Suasana pemeran foto dan diskusi yang digelar AJI Kota Banda Aceh dan PFI Aceh (IDN Times/Istimewa)
Diskusi ini menghadirkan tiga narasumber yang juga jurnalis senior di Aceh, di antaranya Munir Noer (Ketua Pengda IJTI Aceh), Adi Warsidi (CEO Acehkini) dan Hotli Simanjuntak (fotografer EPA).
Saat sesi diskusi, masing-masing pemateri saling menyampaikan pengalamannya saat meliput suasana konflik belasan tahun silam. Munir Noer mengungkapkan, salah satu bentuk tindakan negatif yang dialami jurnalis saat konflik adalah ancaman terhadap keluarga wartawan.

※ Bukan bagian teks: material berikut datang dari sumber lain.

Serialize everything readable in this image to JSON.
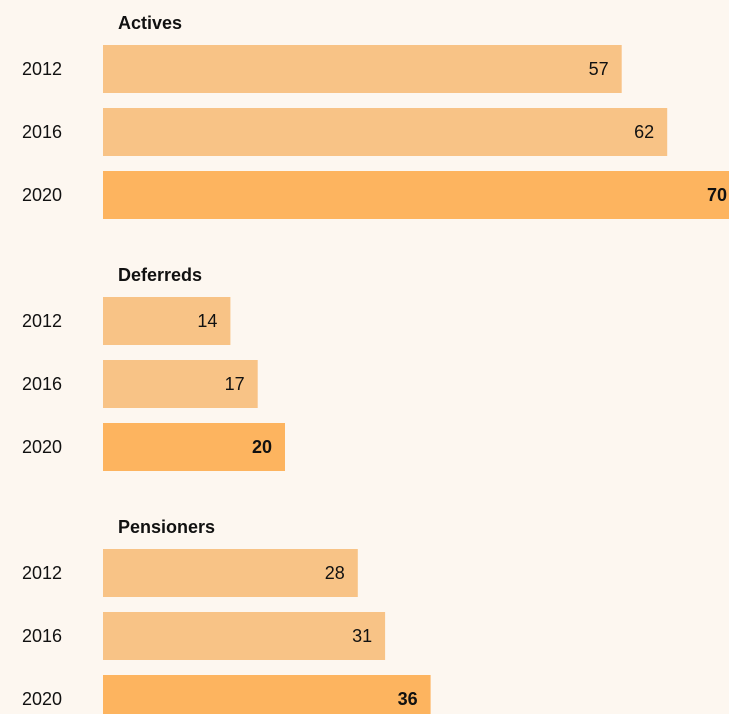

“Ketika berita naik, keluarga kita akan menjadi ancaman, ini sebuah permasalahan untuk wartawan lokal saat konflik,” ujar Munir, mantan jurnalis RCTI itu.
CEO Acehkini, Adi Warsidi menyampaikan, saat awal darurat militer, pemerintah membuat pembatasan-pembatasan terhadap wartawan di Aceh, sehingga pemberitaannya lebih dominan tentang TNI.
“Awal darurat militer berita tentang GAM banyak tidak termuat. Makanya banyak mobil-mobil yang membawa koran terbakar di perjalananan,” kata Adi Warsidi.
Berbeda lagi yang dialami Hotli Simanjuntak. Sebagai wartawan dari media internasional, ruang geraknya saat konflik lebih luas daripada para jurnalis lokal. Apalagi, kala itu ia berasal dari luar Aceh.
“Saya bisa kemana-mana, kalau mau dicari keluarga ataupun kantor media lokasinya di luar Aceh, jadi sedikit bebas, tetapi tetap ada ancaman dan kendala-kendala selama bertugas,” kata Hotli Simanjuntak.